About RAID

RAID stands for redundant array of inexpensive disks. Fault-tolerant disk systems are categorized in six RAID levels, 0 through 5. Each level offers various mixes of performance, reliability, and cost. Each level uses a different algorithm to implement fault tolerance. Following is a brief description of each RAID level.

Level 0: RAID level 0 is commonly referred to as disk striping and uses a disk file system called a stripe set. Data is divided into blocks and is spread in a fixed order among all the disks in the array. RAID level 0 improves read and write performance by spreading operations across multiple disks, so that operations can be performed independently.
RAID level 0 is similar to level 5, but level 5 also provides fault tolerance.
Level 1: RAID level 1 is commonly referred to as disk mirroring and uses a disk file system called a mirror set. Disk mirroring provides a redundant, identical copy of a selected disk. All data written to the primary disk is written to the mirror disk. RAID level 1 provides fault tolerance. It also generally improves read performance (but may degrade write performance).
Level 2: RAID level 2 adds redundancy by using error correcting code, while employing a disk-striping strategy that breaks a file into bytes and spreads it across multiple disks. The error-correction method requires several disks. This strategy offers only a marginal improvement in disk utilization and read-write performance over mirroring (RAID level 1). RAID level 2 is not as efficient as other RAID levels and is not generally used.
Level 3: RAID level 3 uses the same striping method as level 2, but the level 3 error-correction method requires only one disk for parity data. The disk space utilization varies with the number of data disks and may be as high as 86 percent. RAID level 3 provides some read and write performance improvement.
Level 4: RAID level 4 employs striped data in much larger blocks or segments than levels 2 and 3. Like that of level 3, the level of error-correction method requires only one disk for parity data. It keeps user data separate from error-correction data. RAID level 4 is not as efficient as other RAID levels and is not generally used.
Level 5: RAID level 5 is commonly referred to as striping with parity. This is the most popular strategy for new designs. It is similar to level 4 in that it stripes the data in large blocks across all the disks in the array. It differs in that it writes the parity across all the disks. The data redundancy is provided by the parity information. The data and parity information are arranged on the disk array so that the two are always on different disks.
Striping with parity (RAID level 5) has better performance than mirroring (RAID level 1). However, when a stripe member is missing¾for example, when a disk fails¾read performance degrades.

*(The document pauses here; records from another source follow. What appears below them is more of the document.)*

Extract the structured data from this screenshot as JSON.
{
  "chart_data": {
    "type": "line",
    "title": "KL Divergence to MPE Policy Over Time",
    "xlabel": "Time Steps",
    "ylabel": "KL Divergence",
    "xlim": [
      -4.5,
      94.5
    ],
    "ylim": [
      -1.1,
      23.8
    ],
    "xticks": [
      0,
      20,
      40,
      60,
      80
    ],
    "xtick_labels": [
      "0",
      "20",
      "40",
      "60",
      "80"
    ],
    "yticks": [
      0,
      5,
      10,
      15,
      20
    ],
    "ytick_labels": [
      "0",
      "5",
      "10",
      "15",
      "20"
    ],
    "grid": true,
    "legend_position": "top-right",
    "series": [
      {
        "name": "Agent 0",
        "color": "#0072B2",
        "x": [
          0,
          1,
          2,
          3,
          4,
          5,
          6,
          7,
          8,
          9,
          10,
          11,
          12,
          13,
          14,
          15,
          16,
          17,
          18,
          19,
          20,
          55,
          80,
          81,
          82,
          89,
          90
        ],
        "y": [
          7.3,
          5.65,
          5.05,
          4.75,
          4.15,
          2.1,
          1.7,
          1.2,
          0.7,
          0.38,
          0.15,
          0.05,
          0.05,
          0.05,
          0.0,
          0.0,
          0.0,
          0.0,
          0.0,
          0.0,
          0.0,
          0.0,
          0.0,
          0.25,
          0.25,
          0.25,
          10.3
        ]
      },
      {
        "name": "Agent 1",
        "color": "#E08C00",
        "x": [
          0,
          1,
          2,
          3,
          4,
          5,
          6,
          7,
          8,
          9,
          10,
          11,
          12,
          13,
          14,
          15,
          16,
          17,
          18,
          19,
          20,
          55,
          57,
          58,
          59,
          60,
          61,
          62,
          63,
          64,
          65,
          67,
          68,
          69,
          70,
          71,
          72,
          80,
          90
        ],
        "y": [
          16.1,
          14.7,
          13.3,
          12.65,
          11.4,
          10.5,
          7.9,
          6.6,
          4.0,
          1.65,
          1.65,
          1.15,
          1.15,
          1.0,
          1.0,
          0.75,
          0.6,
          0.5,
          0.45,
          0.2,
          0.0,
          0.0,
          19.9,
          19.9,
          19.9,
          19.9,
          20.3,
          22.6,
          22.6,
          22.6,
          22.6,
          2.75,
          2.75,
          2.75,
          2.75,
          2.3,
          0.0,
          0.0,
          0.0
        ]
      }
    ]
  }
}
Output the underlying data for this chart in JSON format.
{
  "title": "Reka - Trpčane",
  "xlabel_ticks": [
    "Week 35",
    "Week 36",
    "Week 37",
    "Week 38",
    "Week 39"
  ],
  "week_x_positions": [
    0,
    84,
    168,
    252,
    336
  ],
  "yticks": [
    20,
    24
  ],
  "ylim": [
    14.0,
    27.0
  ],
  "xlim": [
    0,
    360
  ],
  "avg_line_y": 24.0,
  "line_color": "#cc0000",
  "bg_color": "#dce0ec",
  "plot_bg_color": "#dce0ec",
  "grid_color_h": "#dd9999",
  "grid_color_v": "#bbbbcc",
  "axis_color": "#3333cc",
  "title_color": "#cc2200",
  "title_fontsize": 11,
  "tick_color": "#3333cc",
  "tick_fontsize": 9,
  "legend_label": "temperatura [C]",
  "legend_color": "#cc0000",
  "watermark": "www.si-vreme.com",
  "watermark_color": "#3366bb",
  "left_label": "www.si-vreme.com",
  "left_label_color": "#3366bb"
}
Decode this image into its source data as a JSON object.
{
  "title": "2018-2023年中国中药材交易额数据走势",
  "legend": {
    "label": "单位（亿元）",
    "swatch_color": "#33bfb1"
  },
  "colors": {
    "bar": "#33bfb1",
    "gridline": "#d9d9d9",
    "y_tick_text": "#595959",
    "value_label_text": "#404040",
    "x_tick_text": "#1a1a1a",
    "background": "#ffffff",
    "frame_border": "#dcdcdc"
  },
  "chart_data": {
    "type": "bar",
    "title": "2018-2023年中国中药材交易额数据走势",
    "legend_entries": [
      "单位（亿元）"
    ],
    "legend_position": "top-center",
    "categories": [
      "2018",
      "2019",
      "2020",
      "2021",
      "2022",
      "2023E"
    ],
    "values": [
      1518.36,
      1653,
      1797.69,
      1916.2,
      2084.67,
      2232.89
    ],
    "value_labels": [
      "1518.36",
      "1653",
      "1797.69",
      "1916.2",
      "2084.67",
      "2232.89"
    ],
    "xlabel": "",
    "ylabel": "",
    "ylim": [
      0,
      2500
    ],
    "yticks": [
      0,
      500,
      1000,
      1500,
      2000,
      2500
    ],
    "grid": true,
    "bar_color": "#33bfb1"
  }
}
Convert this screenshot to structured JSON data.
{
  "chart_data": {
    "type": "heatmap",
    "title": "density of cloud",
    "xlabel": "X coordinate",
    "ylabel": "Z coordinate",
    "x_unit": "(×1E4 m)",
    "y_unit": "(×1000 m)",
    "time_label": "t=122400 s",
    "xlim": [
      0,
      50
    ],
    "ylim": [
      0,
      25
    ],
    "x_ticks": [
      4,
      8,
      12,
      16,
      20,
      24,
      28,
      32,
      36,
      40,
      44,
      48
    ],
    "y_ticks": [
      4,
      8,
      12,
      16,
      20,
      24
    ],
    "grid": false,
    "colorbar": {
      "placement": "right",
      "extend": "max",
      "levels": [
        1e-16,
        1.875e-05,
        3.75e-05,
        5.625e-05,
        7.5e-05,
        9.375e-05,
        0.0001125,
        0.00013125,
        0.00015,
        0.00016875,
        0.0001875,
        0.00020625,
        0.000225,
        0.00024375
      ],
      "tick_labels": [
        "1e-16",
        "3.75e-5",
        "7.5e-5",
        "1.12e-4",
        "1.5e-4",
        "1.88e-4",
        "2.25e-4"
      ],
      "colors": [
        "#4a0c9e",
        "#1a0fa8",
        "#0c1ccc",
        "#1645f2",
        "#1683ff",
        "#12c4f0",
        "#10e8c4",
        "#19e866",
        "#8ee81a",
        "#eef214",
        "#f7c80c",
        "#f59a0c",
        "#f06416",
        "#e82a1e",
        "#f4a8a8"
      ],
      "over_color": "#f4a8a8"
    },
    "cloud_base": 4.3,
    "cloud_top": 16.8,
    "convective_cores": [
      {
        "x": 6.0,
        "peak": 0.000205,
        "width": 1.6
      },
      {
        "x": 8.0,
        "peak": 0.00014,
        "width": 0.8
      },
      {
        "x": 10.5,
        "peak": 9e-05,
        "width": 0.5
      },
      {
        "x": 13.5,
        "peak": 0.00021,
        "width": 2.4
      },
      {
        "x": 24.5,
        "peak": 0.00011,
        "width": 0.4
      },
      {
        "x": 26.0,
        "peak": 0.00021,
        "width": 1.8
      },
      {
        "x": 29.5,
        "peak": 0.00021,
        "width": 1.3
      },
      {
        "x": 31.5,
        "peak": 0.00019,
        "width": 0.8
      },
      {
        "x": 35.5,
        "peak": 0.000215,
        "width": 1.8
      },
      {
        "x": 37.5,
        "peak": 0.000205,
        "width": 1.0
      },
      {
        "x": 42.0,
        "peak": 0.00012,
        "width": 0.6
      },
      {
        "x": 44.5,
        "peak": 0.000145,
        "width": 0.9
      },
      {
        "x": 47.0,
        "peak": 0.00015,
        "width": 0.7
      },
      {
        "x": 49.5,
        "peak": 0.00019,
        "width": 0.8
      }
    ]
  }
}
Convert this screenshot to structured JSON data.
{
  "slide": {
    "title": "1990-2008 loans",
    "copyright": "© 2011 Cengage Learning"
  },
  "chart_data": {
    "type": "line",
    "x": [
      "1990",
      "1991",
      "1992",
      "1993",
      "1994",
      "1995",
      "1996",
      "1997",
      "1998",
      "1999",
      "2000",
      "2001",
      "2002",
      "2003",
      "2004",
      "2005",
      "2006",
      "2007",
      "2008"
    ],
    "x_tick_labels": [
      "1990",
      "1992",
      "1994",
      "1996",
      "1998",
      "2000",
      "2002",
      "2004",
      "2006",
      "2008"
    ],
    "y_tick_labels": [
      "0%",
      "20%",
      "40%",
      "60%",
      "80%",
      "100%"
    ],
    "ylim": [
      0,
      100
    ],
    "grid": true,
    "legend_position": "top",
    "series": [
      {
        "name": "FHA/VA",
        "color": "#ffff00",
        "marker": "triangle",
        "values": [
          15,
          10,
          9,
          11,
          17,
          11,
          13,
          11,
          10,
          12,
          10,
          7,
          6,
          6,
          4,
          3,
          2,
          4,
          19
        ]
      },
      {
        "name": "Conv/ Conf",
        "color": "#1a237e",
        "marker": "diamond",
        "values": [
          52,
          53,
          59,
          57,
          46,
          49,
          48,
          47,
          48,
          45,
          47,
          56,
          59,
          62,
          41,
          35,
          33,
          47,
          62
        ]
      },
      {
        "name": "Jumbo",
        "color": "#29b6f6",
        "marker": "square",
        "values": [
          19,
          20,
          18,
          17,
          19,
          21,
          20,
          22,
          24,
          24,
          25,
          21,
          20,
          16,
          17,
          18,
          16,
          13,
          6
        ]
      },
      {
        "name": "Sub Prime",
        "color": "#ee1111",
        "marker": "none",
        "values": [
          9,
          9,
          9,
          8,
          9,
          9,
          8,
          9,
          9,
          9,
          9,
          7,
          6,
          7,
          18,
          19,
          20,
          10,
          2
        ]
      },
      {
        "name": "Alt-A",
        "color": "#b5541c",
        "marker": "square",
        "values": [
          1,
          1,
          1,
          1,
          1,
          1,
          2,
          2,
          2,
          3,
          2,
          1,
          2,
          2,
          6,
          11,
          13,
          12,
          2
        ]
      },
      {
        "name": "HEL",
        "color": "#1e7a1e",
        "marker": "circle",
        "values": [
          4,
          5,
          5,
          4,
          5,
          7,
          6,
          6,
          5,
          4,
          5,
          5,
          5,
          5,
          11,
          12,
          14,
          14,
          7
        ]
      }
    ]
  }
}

RAID levels 0, 1, and 5 are the RAID implementations typically used with SQL Server.

Using RAID technology to spread a database over multiple disks can yield performance improvements. A hardware disk array typically delivers the best I/O performance, because I/O functions like striping and mirroring are efficiently handled in firmware. Compare this to operating system-based RAID, where processor cycles are consumed (reducing the cycles available to SQL Server). Operating-system software-based RAID provides a cost advantage, however. Where cost is a consideration and redundancy and good performance are required, Windows NT-based stripe sets with parity are a good solution.

Data striping (RAID level 0) is the highest-performance RAID configuration, but if one disk fails, all the data on the stripe set are inaccessible. A typical technique for relational database management systems is to configure the database on a RAID level 0 drive and then place the transaction log on a device that is mirrored. This technique enables you to get the best disk I/O performance for the database while maintaining data recoverability (assuming you perform regular database backups) through a mirrored transaction log.

If data must be quickly recoverable, you should consider mirroring the transaction log and placing the database on a RAID 5 disk device.

Because it provides better performance than any other RAID implementation, hardware-based RAID level 0 (striping) is a good solution when you do not require redundancy and fault tolerance. The following table provides a summary of advantages and disadvantages of hardware- and software-based striping.

	Advantages	Disadvantages



Windows NT-based striping	Low cost	Uses system processing resources.
Hardware-based striping	Does not compete for processor cycles. Fastest performance of all RAID implementations.	Cost

The next table provides a summary of the advantages and disadvantages of the RAID solutions that provide redundancy and fault tolerance and are typically used with SQL Server.

	Advantages	Disadvantages



Hardware-based RAID level 3 or 5	Has excellent performance. Does not compete for processor cycles.	Cost
Hardware-based RAID level 1	Has best redundancy. Does not compete for processor cycles.	Cost
Windows NT-based RAID level 1	Has good redundancy. Low cost.	Uses system processing resources.
Windows NT-based RAID level 5	Has excellent read performance. Low cost.	Uses system processing resources.

For more detailed information about RAID, see the documentation for Windows NT Server and the Windows NT Resource Kit.